Se pose aussi la question de la pression économique que les décisions des magistrats peuvent engendrer. Lorsqu'elles se retrouvent face à la SNCF, Air France ou Airbus, les familles peuvent être amenées à s'interroger sur les motivations de la décision du juge. Cela a, par exemple, été le cas à la réception de l'ordonnance de non-lieu écartant Airbus de toute responsabilité dans la catastrophe aérienne la plus meurtrière en France : les familles se sont demandé s'il n'y avait pas eu des consignes.

Un autre enjeu, notamment en matière d'accident à l'étranger, est celui de la coopération internationale des États concernés, dont la bonne volonté varie en fonction de leurs relations diplomatiques avec la France. Le poids des répercussions sur la manifestation de la vérité et les diligences effectuées par les magistrats est lui aussi variable.
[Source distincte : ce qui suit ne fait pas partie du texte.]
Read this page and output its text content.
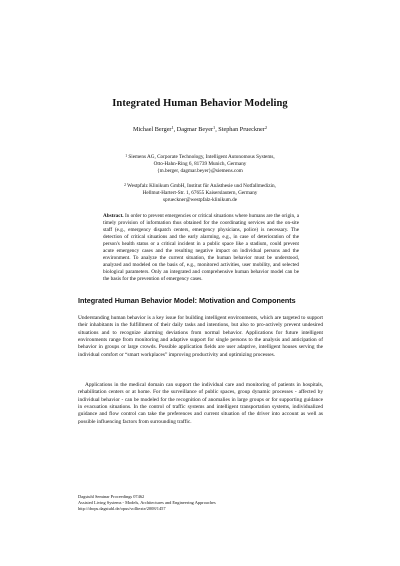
Integrated Human Behavior Modeling
Michael Berger$^1$, Dagmar Beyer$^1$, Stephan Prueckner$^2$
$^1$ Siemens AG, Corporate Technology, Intelligent Autonomous Systems,
Otto-Hahn-Ring 6, 81739 Munich, Germany
{m.berger, dagmar.beyer}@siemens.com
$^2$ Westpfalz Klinikum GmbH, Institut für Anästhesie und Notfallmedizin,
Hellmut-Hartert-Str. 1, 67655 Kaiserslautern, Germany
sprueckner@westpfalz-klinikum.de

Abstract. In order to prevent emergencies or critical situations where humans are the origin, a timely provision of information thus obtained for the coordinating services and the on-site staff (e.g., emergency dispatch centers, emergency physicians, police) is necessary. The detection of critical situations and the early alarming, e.g., in case of deterioration of the person's health status or a critical incident in a public space like a stadium, could prevent acute emergency cases and the resulting negative impact on individual persons and the environment. To analyze the current situation, the human behavior must be understood, analyzed and modeled on the basis of, e.g., monitored activities, user mobility, and selected biological parameters. Only an integrated and comprehensive human behavior model can be the basis for the prevention of emergency cases.

Integrated Human Behavior Model: Motivation and Components

Understanding human behavior is a key issue for building intelligent environments, which are targeted to support their inhabitants in the fulfillment of their daily tasks and intentions, but also to pro-actively prevent undesired situations and to recognize alarming deviations from normal behavior. Applications for future intelligent environments range from monitoring and adaptive support for single persons to the analysis and anticipation of behavior in groups or large crowds. Possible application fields are user adaptive, intelligent houses serving the individual comfort or “smart workplaces” improving productivity and optimizing processes.

Applications in the medical domain can support the individual care and monitoring of patients in hospitals, rehabilitation centers or at home. For the surveillance of public spaces, group dynamic processes - affected by individual behavior - can be modeled for the recognition of anomalies in large groups or for supporting guidance in evacuation situations. In the control of traffic systems and intelligent transportation systems, individualized guidance and flow control can take the preferences and current situation of the driver into account as well as possible influencing factors from surrounding traffic.

Dagstuhl Seminar Proceedings 07462
Assisted Living Systems - Models, Architectures and Engineering Approaches
http://drops.dagstuhl.de/opus/volltexte/2008/1457
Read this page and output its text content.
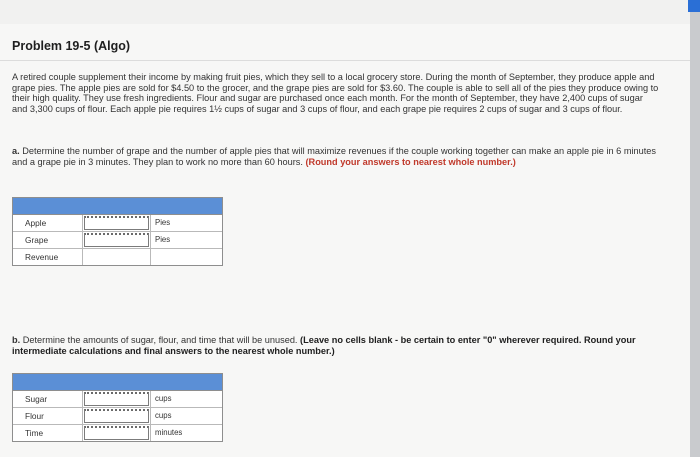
Problem 19-5 (Algo)

A retired couple supplement their income by making fruit pies, which they sell to a local grocery store. During the month of September, they produce apple and grape pies. The apple pies are sold for $4.50 to the grocer, and the grape pies are sold for $3.60. The couple is able to sell all of the pies they produce owing to their high quality. They use fresh ingredients. Flour and sugar are purchased once each month. For the month of September, they have 2,400 cups of sugar and 3,300 cups of flour. Each apple pie requires 1½ cups of sugar and 3 cups of flour, and each grape pie requires 2 cups of sugar and 3 cups of flour.

a. Determine the number of grape and the number of apple pies that will maximize revenues if the couple working together can make an apple pie in 6 minutes and a grape pie in 3 minutes. They plan to work no more than 60 hours. (Round your answers to nearest whole number.)

Apple	Pies
Grape	Pies
Revenue

b. Determine the amounts of sugar, flour, and time that will be unused. (Leave no cells blank - be certain to enter "0" wherever required. Round your intermediate calculations and final answers to the nearest whole number.)

Sugar	cups
Flour	cups
Time	minutes
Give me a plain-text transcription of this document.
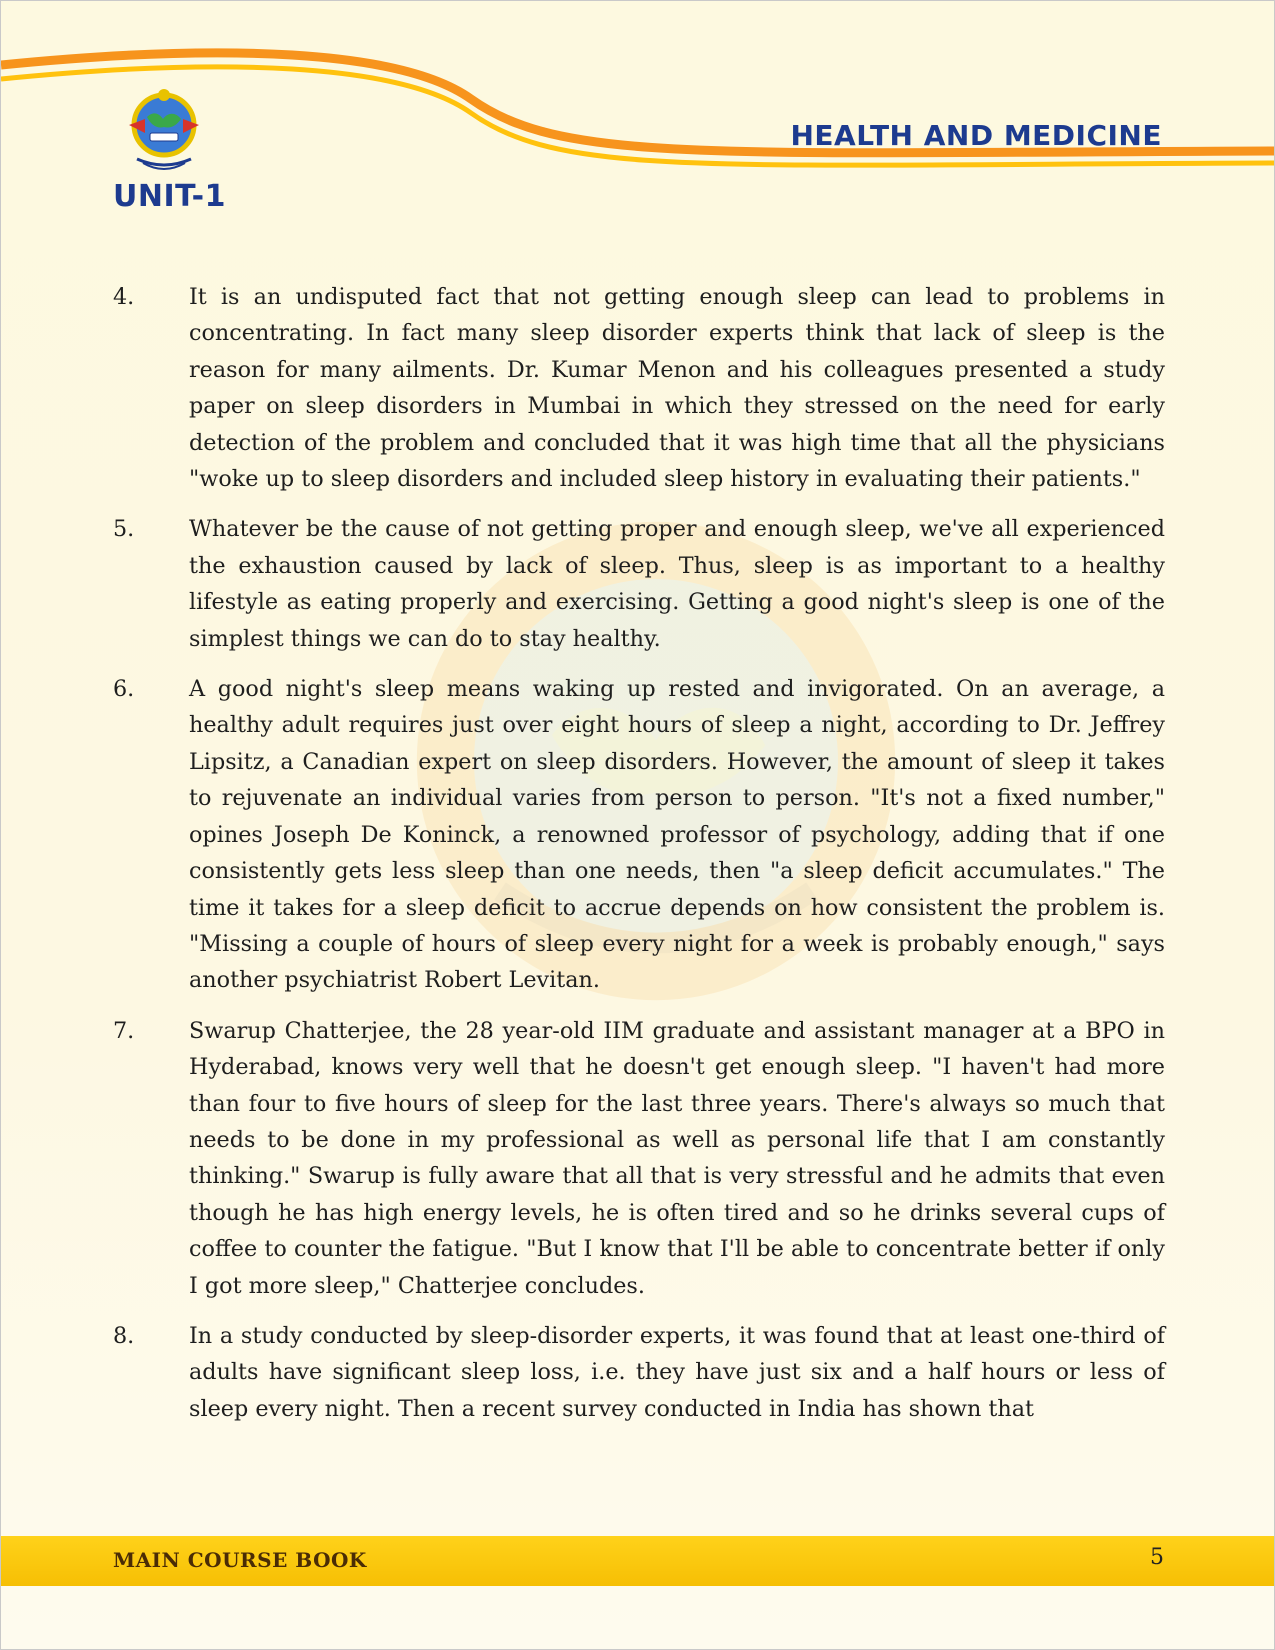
UNIT-1
HEALTH AND MEDICINE
4. It is an undisputed fact that not getting enough sleep can lead to problems in concentrating. In fact many sleep disorder experts think that lack of sleep is the reason for many ailments. Dr. Kumar Menon and his colleagues presented a study paper on sleep disorders in Mumbai in which they stressed on the need for early detection of the problem and concluded that it was high time that all the physicians "woke up to sleep disorders and included sleep history in evaluating their patients."
5. Whatever be the cause of not getting proper and enough sleep, we've all experienced the exhaustion caused by lack of sleep. Thus, sleep is as important to a healthy lifestyle as eating properly and exercising. Getting a good night's sleep is one of the simplest things we can do to stay healthy.
6. A good night's sleep means waking up rested and invigorated. On an average, a healthy adult requires just over eight hours of sleep a night, according to Dr. Jeffrey Lipsitz, a Canadian expert on sleep disorders. However, the amount of sleep it takes to rejuvenate an individual varies from person to person. "It's not a fixed number," opines Joseph De Koninck, a renowned professor of psychology, adding that if one consistently gets less sleep than one needs, then "a sleep deficit accumulates." The time it takes for a sleep deficit to accrue depends on how consistent the problem is. "Missing a couple of hours of sleep every night for a week is probably enough," says another psychiatrist Robert Levitan.
7. Swarup Chatterjee, the 28 year-old IIM graduate and assistant manager at a BPO in Hyderabad, knows very well that he doesn't get enough sleep. "I haven't had more than four to five hours of sleep for the last three years. There's always so much that needs to be done in my professional as well as personal life that I am constantly thinking." Swarup is fully aware that all that is very stressful and he admits that even though he has high energy levels, he is often tired and so he drinks several cups of coffee to counter the fatigue. "But I know that I'll be able to concentrate better if only I got more sleep," Chatterjee concludes.
8. In a study conducted by sleep-disorder experts, it was found that at least one-third of adults have significant sleep loss, i.e. they have just six and a half hours or less of sleep every night. Then a recent survey conducted in India has shown that

MAIN COURSE BOOK	5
Dans l'affaire du crash d'EgyptAir, par exemple, nous sommes face à un pays qui refuse d'admettre la thèse de l'accident, malgré les éléments probants dont on dispose, et maintient celle d'un acte terroriste. Alors que les familles attendent la manifestation de la vérité et la justice dont elles ont besoin pour avancer dans leur processus de deuil et de résilience, un État y fait barrage.

Enfin, s'agissant du décret DataJust, nous craignons que certains outils puissent nuire à la qualité des décisions des magistrats, qui sont nécessairement empreintes d'humanité. Comme je l'ai expliqué, dans les matières qui nous concernent, le nombre est un défi. On peut comprendre le réflexe naturel qu'aurait un magistrat à user d'un outil en apparence simple et rapide et qui permet, sur le papier, d'assurer une certaine égalité. En revanche, nous nous opposons depuis toujours à la création de barèmes, même si nous sommes favorables à la mise en place de bases de données exhaustives et prenant en compte les discussions préalables avec l'assureur et le fonds, les arguments des avocats et le contexte général. Il s'agit, en effet, que les indemnités reprises dans cet outil soient contextualisées et objectivées autant que faire se peut. La difficulté, avec les référentiels, est que les indications retenues sont plus ou moins sorties de leur contexte pour devenir une norme. Notre crainte est que l'on s'éloigne un peu trop du principe de l'individualisation, qui constitue pour nous un principe fondamental de la réparation et qui est extrêmement important pour les victimes de drames collectifs et leurs familles, car ces événements d'ampleur entraînent la perte de leur individualité : c'est donc aussi une façon de restaurer ce qu'elles ont perdu.